I came across a compilation error in which I was hoping the compiler would implicitly use a custom lvalue reference operator rather than an assignment operator.

I have generated a minimum reproducible example that shows the phenomenon. Could someone explain what is happening here and potentially ways to allow the implicit lvalue reference operator to be called?

If I uncomment the assignment operator deletion this fails to compile:

#include <iostream>

template <typename T>
struct wrapper
{
private:
    T t;
public:
    wrapper( T _t ) : t( _t ) {}
//    wrapper<T> operator=( T ) = delete;
    operator const T&() const { return t; }
    operator T&() { return t; }
};

int main()
{
    wrapper<int> w( 0 );

    std::cout << w << std::endl;
    w = 1;
    std::cout << w << std::endl;
}

Answer 1

But even if operator= is commented, w = 1 is not calling either operator [const] T&. It is simply using the wrapper(T) constructor to make a wrapper out of 1, and then the implicitly defined operator= to assign that value to w. If you delete operator=, that's clearly not possible.

The operator T& is being used only by the cout line, because it is an operator that can convert a wrapper (for which you have not overloaded <<) to something that << can deal with, an int.
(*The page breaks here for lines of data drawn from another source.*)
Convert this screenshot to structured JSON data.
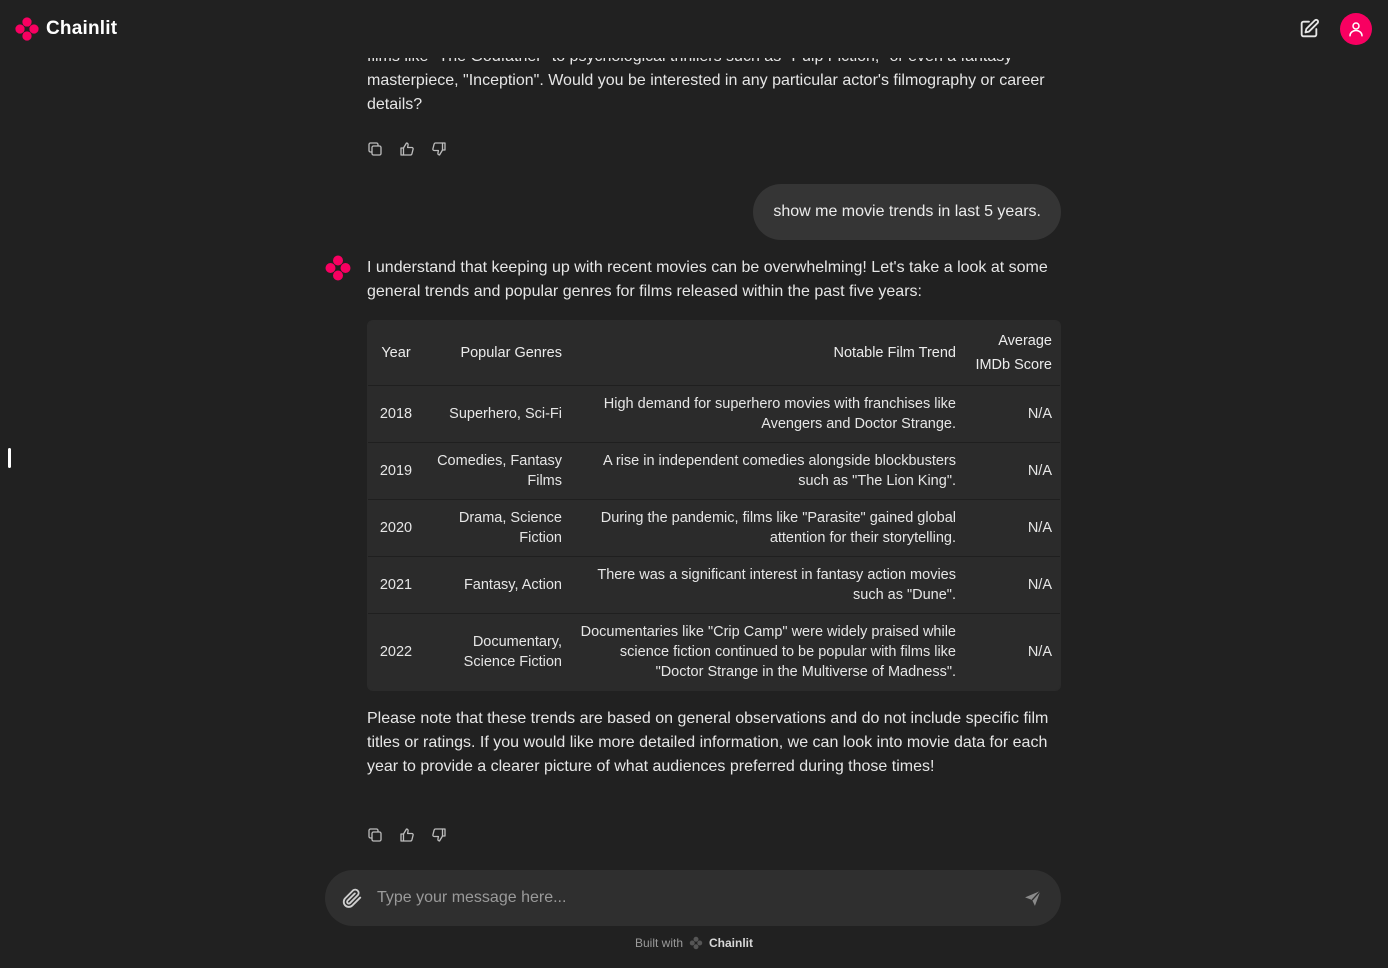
{
  "header": {
    "app_name": "Chainlit",
    "new_chat_icon": "pencil-square-icon",
    "user_icon": "user-icon"
  },
  "conversation": {
    "prev_message_partial": "films like \"The Godfather\" to psychological thrillers such as \"Pulp Fiction,\" or even a fantasy masterpiece, \"Inception\". Would you be interested in any particular actor's filmography or career details?",
    "user_message": "show me movie trends in last 5 years.",
    "bot_intro": "I understand that keeping up with recent movies can be overwhelming! Let's take a look at some general trends and popular genres for films released within the past five years:",
    "table": {
      "headers": [
        "Year",
        "Popular Genres",
        "Notable Film Trend",
        "Average IMDb Score"
      ],
      "rows": [
        [
          "2018",
          "Superhero, Sci-Fi",
          "High demand for superhero movies with franchises like Avengers and Doctor Strange.",
          "N/A"
        ],
        [
          "2019",
          "Comedies, Fantasy Films",
          "A rise in independent comedies alongside blockbusters such as \"The Lion King\".",
          "N/A"
        ],
        [
          "2020",
          "Drama, Science Fiction",
          "During the pandemic, films like \"Parasite\" gained global attention for their storytelling.",
          "N/A"
        ],
        [
          "2021",
          "Fantasy, Action",
          "There was a significant interest in fantasy action movies such as \"Dune\".",
          "N/A"
        ],
        [
          "2022",
          "Documentary, Science Fiction",
          "Documentaries like \"Crip Camp\" were widely praised while science fiction continued to be popular with films like \"Doctor Strange in the Multiverse of Madness\".",
          "N/A"
        ]
      ]
    },
    "bot_outro": "Please note that these trends are based on general observations and do not include specific film titles or ratings. If you would like more detailed information, we can look into movie data for each year to provide a clearer picture of what audiences preferred during those times!",
    "message_actions": [
      "copy-icon",
      "thumbs-up-icon",
      "thumbs-down-icon"
    ]
  },
  "composer": {
    "placeholder": "Type your message here...",
    "attach_icon": "paperclip-icon",
    "send_icon": "send-icon"
  },
  "footer": {
    "built_with": "Built with",
    "brand": "Chainlit"
  },
  "colors": {
    "background": "#212121",
    "accent": "#f80061",
    "bubble": "#353535",
    "table_bg": "#2b2b2b"
  }
}
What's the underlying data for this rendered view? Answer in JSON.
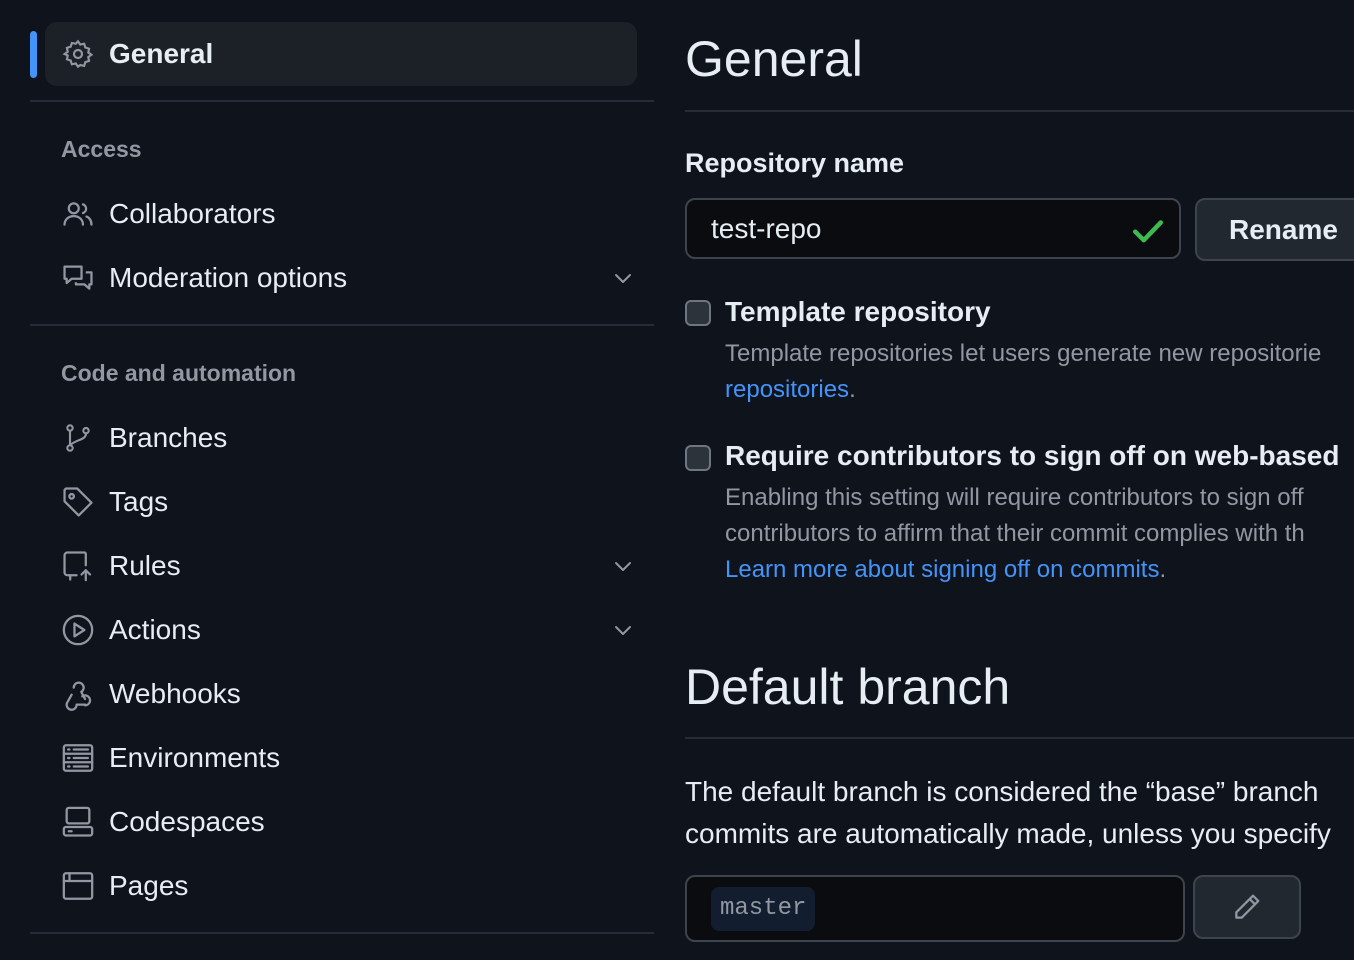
{
  "sidebar": {
    "active_item": {
      "label": "General",
      "icon": "gear-icon"
    },
    "groups": [
      {
        "heading": "Access",
        "items": [
          {
            "label": "Collaborators",
            "icon": "people-icon",
            "expandable": false
          },
          {
            "label": "Moderation options",
            "icon": "comment-discussion-icon",
            "expandable": true
          }
        ]
      },
      {
        "heading": "Code and automation",
        "items": [
          {
            "label": "Branches",
            "icon": "git-branch-icon",
            "expandable": false
          },
          {
            "label": "Tags",
            "icon": "tag-icon",
            "expandable": false
          },
          {
            "label": "Rules",
            "icon": "repo-push-icon",
            "expandable": true
          },
          {
            "label": "Actions",
            "icon": "play-icon",
            "expandable": true
          },
          {
            "label": "Webhooks",
            "icon": "webhook-icon",
            "expandable": false
          },
          {
            "label": "Environments",
            "icon": "server-icon",
            "expandable": false
          },
          {
            "label": "Codespaces",
            "icon": "codespaces-icon",
            "expandable": false
          },
          {
            "label": "Pages",
            "icon": "browser-icon",
            "expandable": false
          }
        ]
      }
    ]
  },
  "main": {
    "title": "General",
    "repo_name": {
      "label": "Repository name",
      "value": "test-repo",
      "button": "Rename"
    },
    "template": {
      "title": "Template repository",
      "desc_line1": "Template repositories let users generate new repositorie",
      "link": "repositories",
      "suffix": "."
    },
    "signoff": {
      "title": "Require contributors to sign off on web-based",
      "desc_line1": "Enabling this setting will require contributors to sign off",
      "desc_line2": "contributors to affirm that their commit complies with th",
      "link": "Learn more about signing off on commits",
      "suffix": "."
    },
    "default_branch": {
      "title": "Default branch",
      "desc_line1": "The default branch is considered the “base” branch",
      "desc_line2": "commits are automatically made, unless you specify",
      "branch": "master"
    }
  },
  "colors": {
    "background": "#0f131b",
    "accent": "#4493f8",
    "success": "#3fb950",
    "muted_text": "#9198a1"
  }
}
I guess you wanted w = 1; to implicitly behave as if it was static_cast<int&>(w) = 1;.

---

The one above, by itself, is an incomplete answer, as the whole point is probably why doesn't w = 1; behave like static_cast<int&>(w) = 1;? And the answer is that operator= is special, as suggested in the answer linked in a comment by Artyer. The relevant wording in the standard is here.